The Patagones or Patagonian giants are a mythical race of people, who first began to appear in early European accounts of the then little-known region and coastline of Patagonia. They were supposed to have exceeded at least double normal human height, some accounts giving heights of 12 to 15 feet (3.7 to 4.6 m) or more. Tales of these improbable people would take a hold over European concepts of the region for some 250 years, until they were substantially debunked at the end of the 18th century.

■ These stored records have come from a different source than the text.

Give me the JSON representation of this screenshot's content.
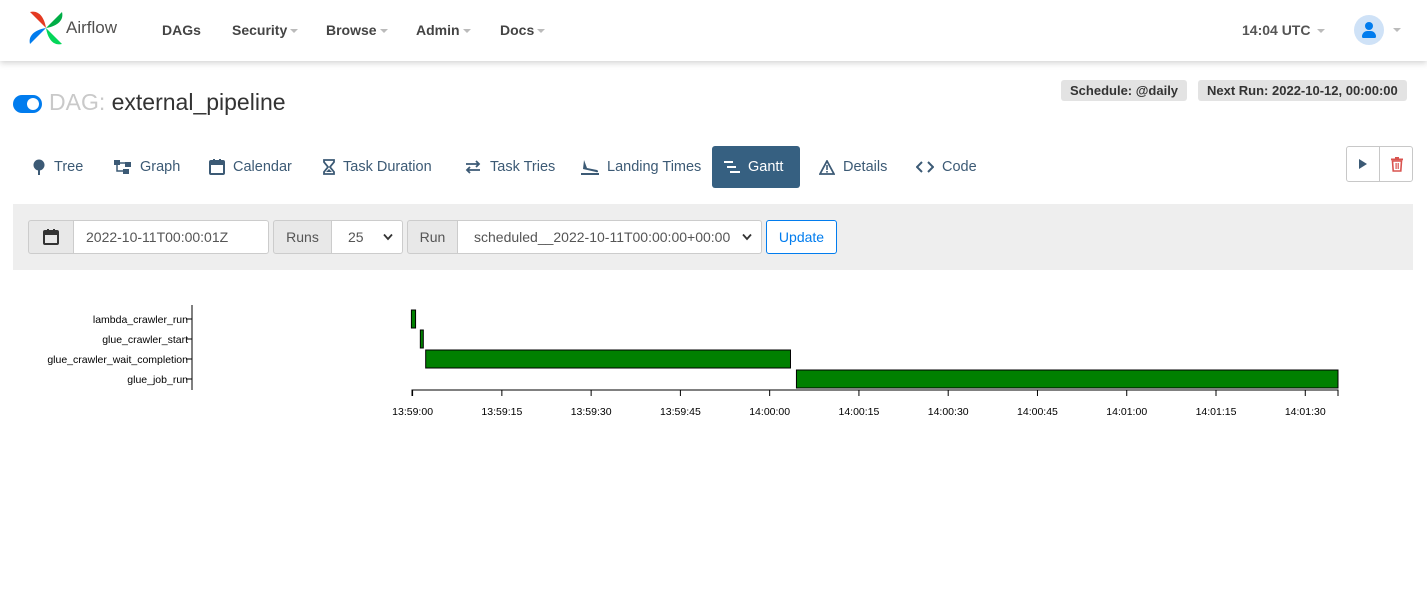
{
  "navbar": {
    "brand_name": "Airflow",
    "menu": [
      {
        "label": "DAGs",
        "dropdown": false
      },
      {
        "label": "Security",
        "dropdown": true
      },
      {
        "label": "Browse",
        "dropdown": true
      },
      {
        "label": "Admin",
        "dropdown": true
      },
      {
        "label": "Docs",
        "dropdown": true
      }
    ],
    "time": "14:04 UTC"
  },
  "dag": {
    "prefix": "DAG:",
    "id": "external_pipeline",
    "paused": false,
    "schedule_label": "Schedule: @daily",
    "next_run_label": "Next Run: 2022-10-12, 00:00:00"
  },
  "tabs": [
    {
      "label": "Tree",
      "icon": "tree-icon"
    },
    {
      "label": "Graph",
      "icon": "graph-icon"
    },
    {
      "label": "Calendar",
      "icon": "calendar-icon"
    },
    {
      "label": "Task Duration",
      "icon": "hourglass-icon"
    },
    {
      "label": "Task Tries",
      "icon": "retry-icon"
    },
    {
      "label": "Landing Times",
      "icon": "landing-icon"
    },
    {
      "label": "Gantt",
      "icon": "gantt-icon",
      "active": true
    },
    {
      "label": "Details",
      "icon": "warning-icon"
    },
    {
      "label": "Code",
      "icon": "code-icon"
    }
  ],
  "filter": {
    "base_date": "2022-10-11T00:00:01Z",
    "runs_label": "Runs",
    "runs_value": "25",
    "run_label": "Run",
    "run_value": "scheduled__2022-10-11T00:00:00+00:00",
    "update_label": "Update"
  },
  "colors": {
    "accent": "#017cee",
    "active_tab": "#366081",
    "success_bar": "#008000",
    "delete": "#d9534f"
  },
  "chart_data": {
    "type": "gantt",
    "tasks": [
      "lambda_crawler_run",
      "glue_crawler_start",
      "glue_crawler_wait_completion",
      "glue_job_run"
    ],
    "bars": [
      {
        "task": "lambda_crawler_run",
        "start": "13:58:59.8",
        "end": "13:59:00.5",
        "state": "success"
      },
      {
        "task": "glue_crawler_start",
        "start": "13:59:01.3",
        "end": "13:59:01.8",
        "state": "success"
      },
      {
        "task": "glue_crawler_wait_completion",
        "start": "13:59:02.2",
        "end": "14:00:03.5",
        "state": "success"
      },
      {
        "task": "glue_job_run",
        "start": "14:00:04.5",
        "end": "14:01:35.5",
        "state": "success"
      }
    ],
    "x_range": [
      "13:58:59.9",
      "14:01:35.5"
    ],
    "x_ticks": [
      "13:59:00",
      "13:59:15",
      "13:59:30",
      "13:59:45",
      "14:00:00",
      "14:00:15",
      "14:00:30",
      "14:00:45",
      "14:01:00",
      "14:01:15",
      "14:01:30"
    ]
  }
}
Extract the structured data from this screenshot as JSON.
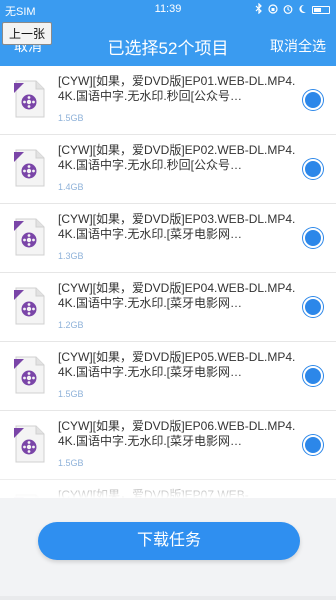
{
  "status_bar": {
    "carrier": "无SIM",
    "time": "11:39"
  },
  "nav": {
    "cancel_label": "取消",
    "back_tooltip": "上一张",
    "title": "已选择52个项目",
    "deselect_all_label": "取消全选"
  },
  "files": [
    {
      "name": "[CYW][如果，爱DVD版]EP01.WEB-DL.MP4.4K.国语中字.无水印.秒回[公众号…",
      "size": "1.5GB"
    },
    {
      "name": "[CYW][如果，爱DVD版]EP02.WEB-DL.MP4.4K.国语中字.无水印.秒回[公众号…",
      "size": "1.4GB"
    },
    {
      "name": "[CYW][如果，爱DVD版]EP03.WEB-DL.MP4.4K.国语中字.无水印.[菜牙电影网…",
      "size": "1.3GB"
    },
    {
      "name": "[CYW][如果，爱DVD版]EP04.WEB-DL.MP4.4K.国语中字.无水印.[菜牙电影网…",
      "size": "1.2GB"
    },
    {
      "name": "[CYW][如果，爱DVD版]EP05.WEB-DL.MP4.4K.国语中字.无水印.[菜牙电影网…",
      "size": "1.5GB"
    },
    {
      "name": "[CYW][如果，爱DVD版]EP06.WEB-DL.MP4.4K.国语中字.无水印.[菜牙电影网…",
      "size": "1.5GB"
    },
    {
      "name": "[CYW][如果，爱DVD版]EP07.WEB-",
      "size": ""
    }
  ],
  "download_button_label": "下载任务",
  "colors": {
    "accent": "#3a9bf0",
    "check": "#2c87e9",
    "size_text": "#8fb2d9"
  }
}
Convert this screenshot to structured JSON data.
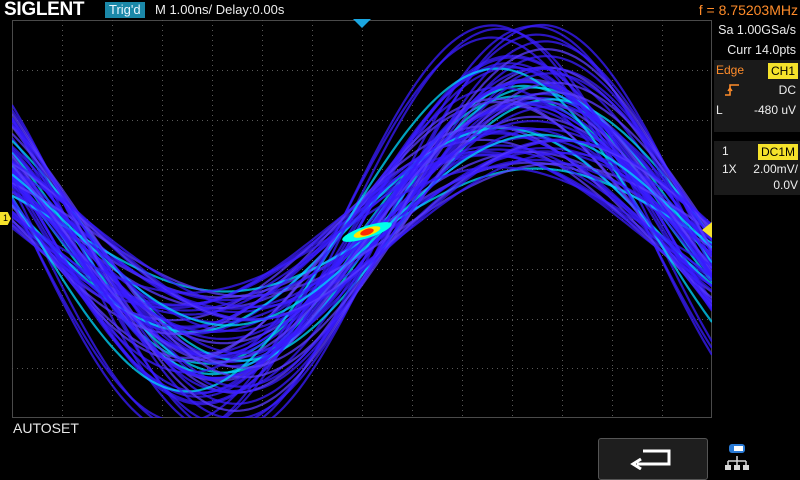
{
  "header": {
    "brand": "SIGLENT",
    "trig_status": "Trig'd",
    "timebase": "M 1.00ns/  Delay:0.00s",
    "frequency": "f = 8.75203MHz"
  },
  "acquisition": {
    "sample_rate": "Sa 1.00GSa/s",
    "record_length": "Curr 14.0pts"
  },
  "trigger": {
    "type_label": "Edge",
    "source": "CH1",
    "coupling": "DC",
    "level_label": "L",
    "level_value": "-480 uV",
    "slope_icon": "rising-edge-icon"
  },
  "channel": {
    "number": "1",
    "coupling_impedance": "DC1M",
    "probe": "1X",
    "vdiv": "2.00mV/",
    "offset": "0.0V",
    "marker_label": "1"
  },
  "footer": {
    "status_message": "AUTOSET",
    "back_icon": "return-arrow-icon",
    "network_icon": "network-status-icon"
  },
  "colors": {
    "trace_base": "#3a1cff",
    "trace_warm": "#00e6ff",
    "trigger_orange": "#ff8c2a",
    "channel_yellow": "#f5e22b",
    "trig_badge": "#1b88a8"
  }
}
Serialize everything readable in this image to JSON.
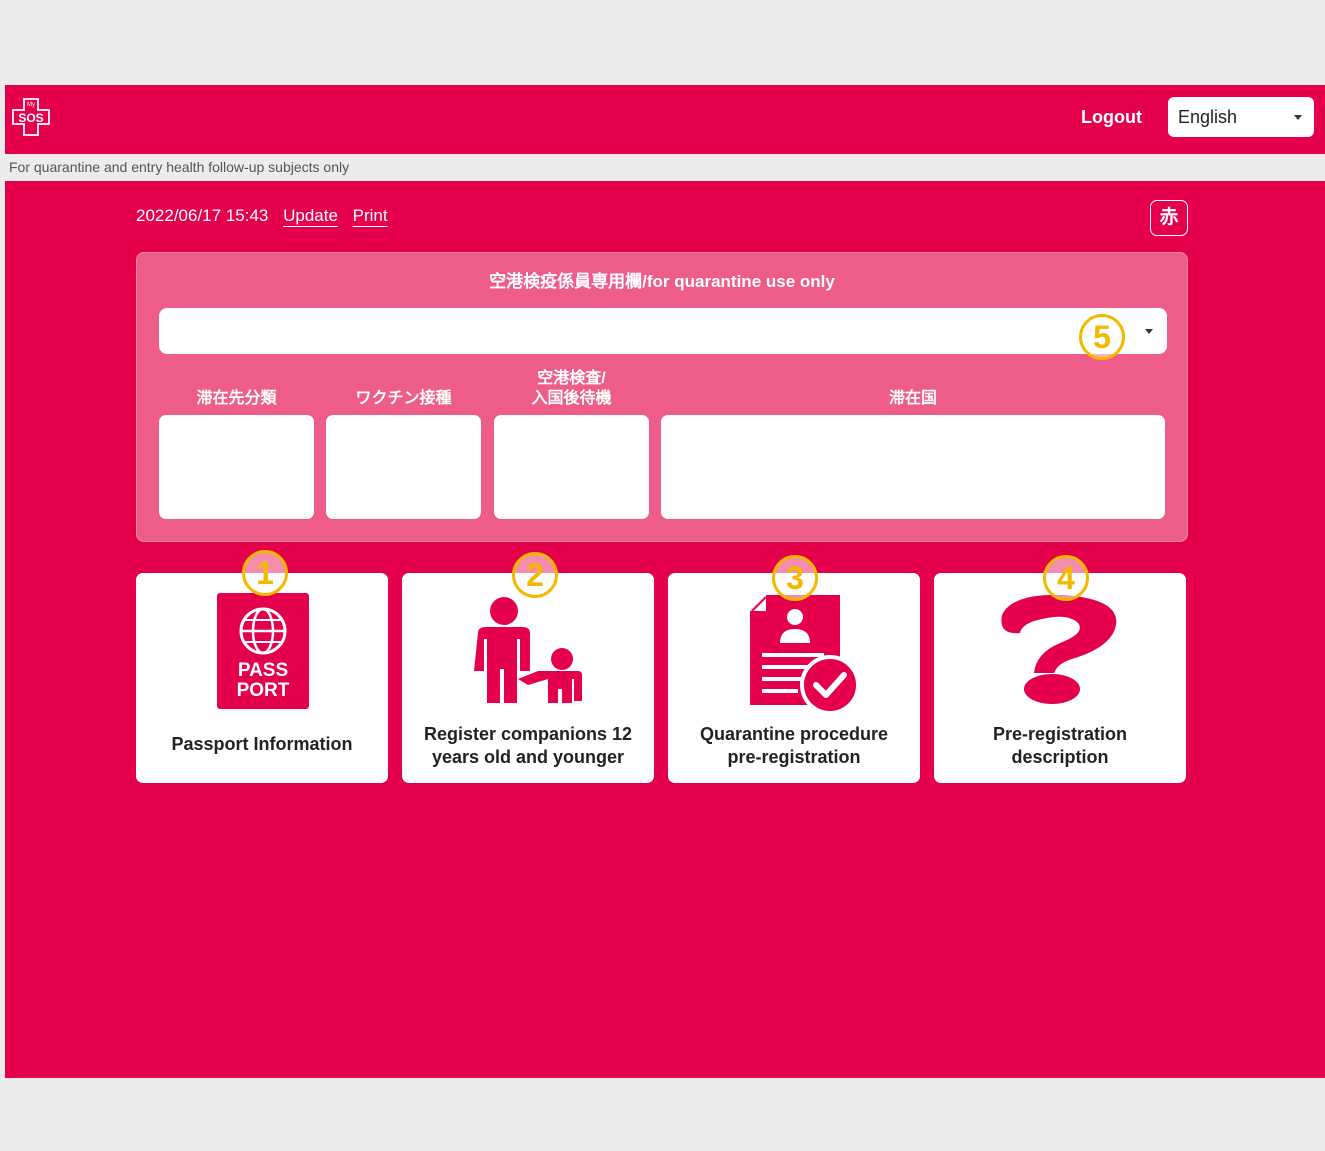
{
  "header": {
    "logo_text": "SOS",
    "logo_small": "My",
    "logout_label": "Logout",
    "language": {
      "selected": "English"
    }
  },
  "notice": "For quarantine and entry health follow-up subjects only",
  "meta": {
    "timestamp": "2022/06/17 15:43",
    "update_label": "Update",
    "print_label": "Print",
    "red_button_label": "赤"
  },
  "quarantine_panel": {
    "title": "空港検疫係員専用欄/for quarantine use only",
    "select_badge": "5",
    "columns": [
      {
        "label_line1": "滞在先分類",
        "label_line2": ""
      },
      {
        "label_line1": "ワクチン接種",
        "label_line2": ""
      },
      {
        "label_line1": "空港検査/",
        "label_line2": "入国後待機"
      },
      {
        "label_line1": "滞在国",
        "label_line2": ""
      }
    ]
  },
  "cards": [
    {
      "badge": "1",
      "line1": "Passport Information",
      "line2": "",
      "icon": "passport-icon",
      "passport_text1": "PASS",
      "passport_text2": "PORT"
    },
    {
      "badge": "2",
      "line1": "Register companions 12",
      "line2": "years old and younger",
      "icon": "parent-child-icon"
    },
    {
      "badge": "3",
      "line1": "Quarantine procedure",
      "line2": "pre-registration",
      "icon": "document-check-icon"
    },
    {
      "badge": "4",
      "line1": "Pre-registration",
      "line2": "description",
      "icon": "question-mark-icon"
    }
  ],
  "colors": {
    "brand": "#e4004b",
    "panel": "#ee5c89",
    "badge": "#f5b800"
  }
}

First mention of these people came from the voyage of Ferdinand Magellan and his crew, who claimed to have seen them while exploring the coastline of South America en route to their circumnavigation of the world in the 1520s. Antonio Pigafetta, one of the expedition's few survivors and the chronicler of Magellan's expedition, wrote in his account about their encounter with natives twice a normal person's height:
Pigafetta also recorded that Magellan had bestowed on these people the name "Patagão" (i.e. "Patagon", or Patagoni in Pigafetta's Italian plural),[1] but did not further elaborate on his reasons for doing so. Since Pigafetta's time the assumption that this derived from pata or foot took hold, and "Patagonia" was interpreted to mean "Land of the Bigfeet". However, this etymology remains questionable, since amongst other things the meaning of the suffix -gon is unclear. Nevertheless, the name "Patagonia" stuck, as did the notion that the local inhabitants were giants. Early maps of the New World afterwards would sometimes attach the label regio gigantum ("region of giants") to the area.
Another historical account for why the Indians from Patagonia were called Patagon or Patagones claim that Magellan ships made it to shore pushed by one of the frequent storms of the South Atlantic.
Once ashore the spotted big foot prints on a sandy beach. They never got to see the Indians themselves, but judging by the size of the foot prints they named those peoples Patagones.